Pero el hacha nunca llegó a su destino. Gáleron salió despedido, sin esperarlo, hacia el fondo de la habitación y se estrelló contra un mueble de madera, destrozándolo por completo. Orrocur no había hecho ningún movimiento. Había lanzado al enano por los aires solo con desearlo. Delfos no sabía cómo podría derrotarle… pero debía hacerlo. Yamira debía estar en algún lugar encerrada y sufriendo. No podía dejar que siguiera así.

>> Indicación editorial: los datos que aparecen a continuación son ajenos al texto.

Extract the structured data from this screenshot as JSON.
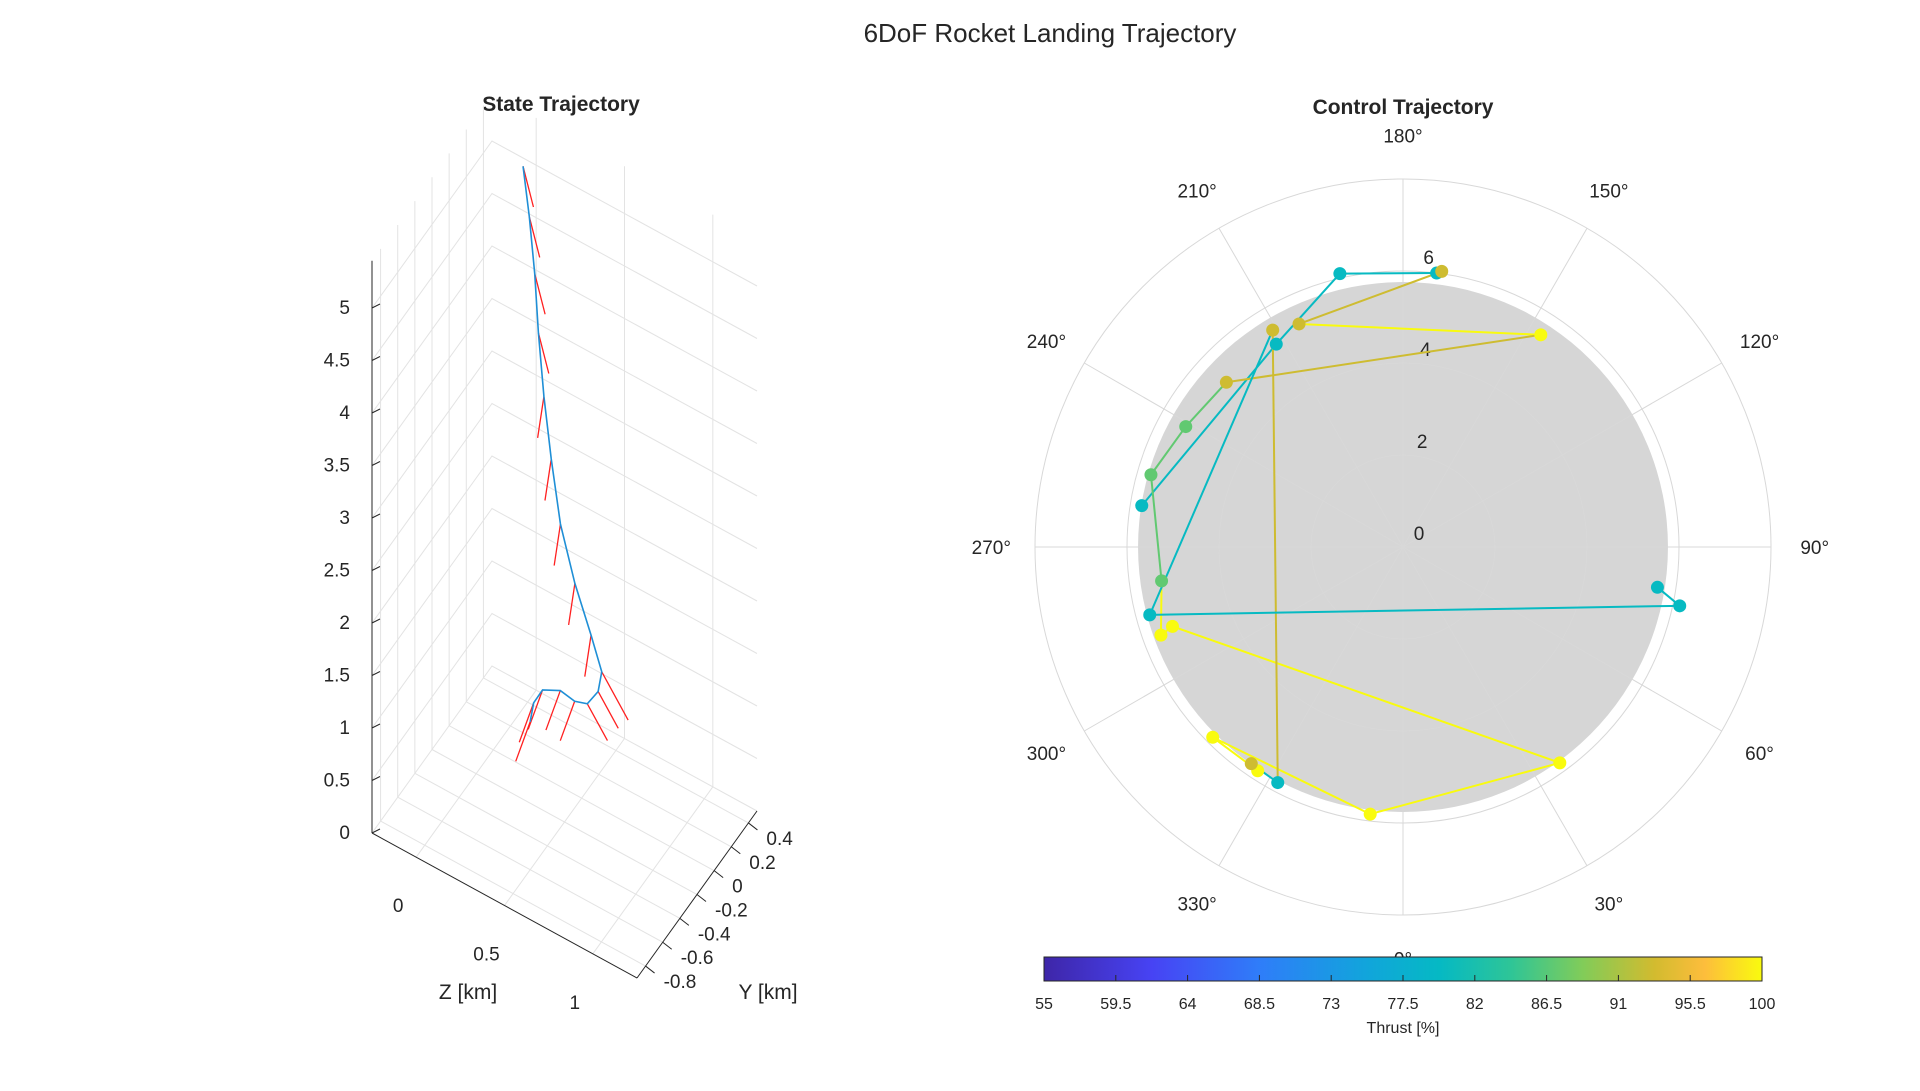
{
  "figure": {
    "title": "6DoF Rocket Landing Trajectory"
  },
  "state_plot": {
    "title": "State Trajectory",
    "xlabel": "Z [km]",
    "ylabel": "Y [km]",
    "vertical_ticks": [
      "5",
      "4.5",
      "4",
      "3.5",
      "3",
      "2.5",
      "2",
      "1.5",
      "1",
      "0.5",
      "0"
    ],
    "z_ticks": [
      "0",
      "0.5",
      "1"
    ],
    "y_ticks": [
      "0.4",
      "0.2",
      "0",
      "-0.2",
      "-0.4",
      "-0.6",
      "-0.8"
    ]
  },
  "control_plot": {
    "title": "Control Trajectory",
    "angle_ticks": [
      "0°",
      "30°",
      "60°",
      "90°",
      "120°",
      "150°",
      "180°",
      "210°",
      "240°",
      "270°",
      "300°",
      "330°"
    ],
    "radial_ticks": [
      "0",
      "2",
      "4",
      "6"
    ],
    "colorbar": {
      "label": "Thrust [%]",
      "ticks": [
        "55",
        "59.5",
        "64",
        "68.5",
        "73",
        "77.5",
        "82",
        "86.5",
        "91",
        "95.5",
        "100"
      ]
    }
  },
  "colors": {
    "trajectory": "#1f8fd6",
    "thrust_vector": "#ff2020",
    "shaded_limit": "#d6d6d6",
    "grid": "#e3e3e3"
  },
  "chart_data": [
    {
      "type": "line3d",
      "title": "State Trajectory",
      "xlabel": "Z [km]",
      "ylabel": "Y [km]",
      "zlim": [
        0,
        5
      ],
      "z_range": [
        -0.25,
        1.25
      ],
      "y_range": [
        -0.9,
        0.5
      ],
      "grid": true,
      "trajectory": [
        {
          "z": -0.05,
          "y": 0.45,
          "alt": 5.0
        },
        {
          "z": 0.0,
          "y": 0.42,
          "alt": 4.6
        },
        {
          "z": 0.05,
          "y": 0.38,
          "alt": 4.15
        },
        {
          "z": 0.1,
          "y": 0.32,
          "alt": 3.7
        },
        {
          "z": 0.17,
          "y": 0.24,
          "alt": 3.25
        },
        {
          "z": 0.26,
          "y": 0.14,
          "alt": 2.85
        },
        {
          "z": 0.38,
          "y": 0.0,
          "alt": 2.5
        },
        {
          "z": 0.52,
          "y": -0.12,
          "alt": 2.2
        },
        {
          "z": 0.66,
          "y": -0.22,
          "alt": 1.95
        },
        {
          "z": 0.74,
          "y": -0.26,
          "alt": 1.72
        },
        {
          "z": 0.7,
          "y": -0.22,
          "alt": 1.45
        },
        {
          "z": 0.6,
          "y": -0.14,
          "alt": 1.15
        },
        {
          "z": 0.48,
          "y": -0.04,
          "alt": 0.95
        },
        {
          "z": 0.36,
          "y": 0.04,
          "alt": 0.85
        },
        {
          "z": 0.24,
          "y": 0.08,
          "alt": 0.7
        },
        {
          "z": 0.18,
          "y": 0.1,
          "alt": 0.5
        },
        {
          "z": 0.16,
          "y": 0.1,
          "alt": 0.3
        }
      ]
    },
    {
      "type": "polar",
      "title": "Control Trajectory",
      "theta_zero": "bottom",
      "theta_direction": "counterclockwise",
      "rlim": [
        0,
        8
      ],
      "shaded_radius": 6,
      "colorbar": {
        "label": "Thrust [%]",
        "range": [
          55,
          100
        ]
      },
      "points": [
        {
          "theta": 261,
          "r": 5.75,
          "thrust": 80
        },
        {
          "theta": 212,
          "r": 5.2,
          "thrust": 80
        },
        {
          "theta": 193,
          "r": 6.1,
          "thrust": 80
        },
        {
          "theta": 173,
          "r": 6.0,
          "thrust": 80
        },
        {
          "theta": 172,
          "r": 6.05,
          "thrust": 93
        },
        {
          "theta": 205,
          "r": 5.35,
          "thrust": 93
        },
        {
          "theta": 147,
          "r": 5.5,
          "thrust": 100
        },
        {
          "theta": 227,
          "r": 5.25,
          "thrust": 93
        },
        {
          "theta": 241,
          "r": 5.4,
          "thrust": 87
        },
        {
          "theta": 254,
          "r": 5.7,
          "thrust": 87
        },
        {
          "theta": 278,
          "r": 5.3,
          "thrust": 87
        },
        {
          "theta": 290,
          "r": 5.6,
          "thrust": 100
        },
        {
          "theta": 289,
          "r": 5.3,
          "thrust": 100
        },
        {
          "theta": 36,
          "r": 5.8,
          "thrust": 100
        },
        {
          "theta": 353,
          "r": 5.85,
          "thrust": 100
        },
        {
          "theta": 315,
          "r": 5.85,
          "thrust": 100
        },
        {
          "theta": 327,
          "r": 5.8,
          "thrust": 100
        },
        {
          "theta": 325,
          "r": 5.75,
          "thrust": 93
        },
        {
          "theta": 332,
          "r": 5.8,
          "thrust": 80
        },
        {
          "theta": 211,
          "r": 5.5,
          "thrust": 93
        },
        {
          "theta": 285,
          "r": 5.7,
          "thrust": 80
        },
        {
          "theta": 78,
          "r": 6.15,
          "thrust": 80
        },
        {
          "theta": 81,
          "r": 5.6,
          "thrust": 80
        }
      ]
    }
  ]
}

Orrocur alzó la mirada y clavó sus ojos rojos en ellos.
—Ahora moriréis —dijo. Y empezó a caminar hacia ellos, lenta pero inexorablemente.
Entonces Delfos sintió una presión en su brazo. Jimzi estaba a su lado con la mirada fija en el orco mórfico que se acercaba dispuesto a matarle.
—Mira en su cuello, Delfos —dijo el elfo sin desviar la cabeza.
El hombre obedeció y vio que el orco tenía algo colgado de su cuello, a modo de collar. Era una especia de cajita de forma cilíndrica adornada con bonitos motivos de colores.
—¿Qué es? —preguntó levantando el arma y poniéndose en posición de combate.
—Una Lámpara de Jade —explicó el elfo—. Se usa para encerrar a personas o cosas allí.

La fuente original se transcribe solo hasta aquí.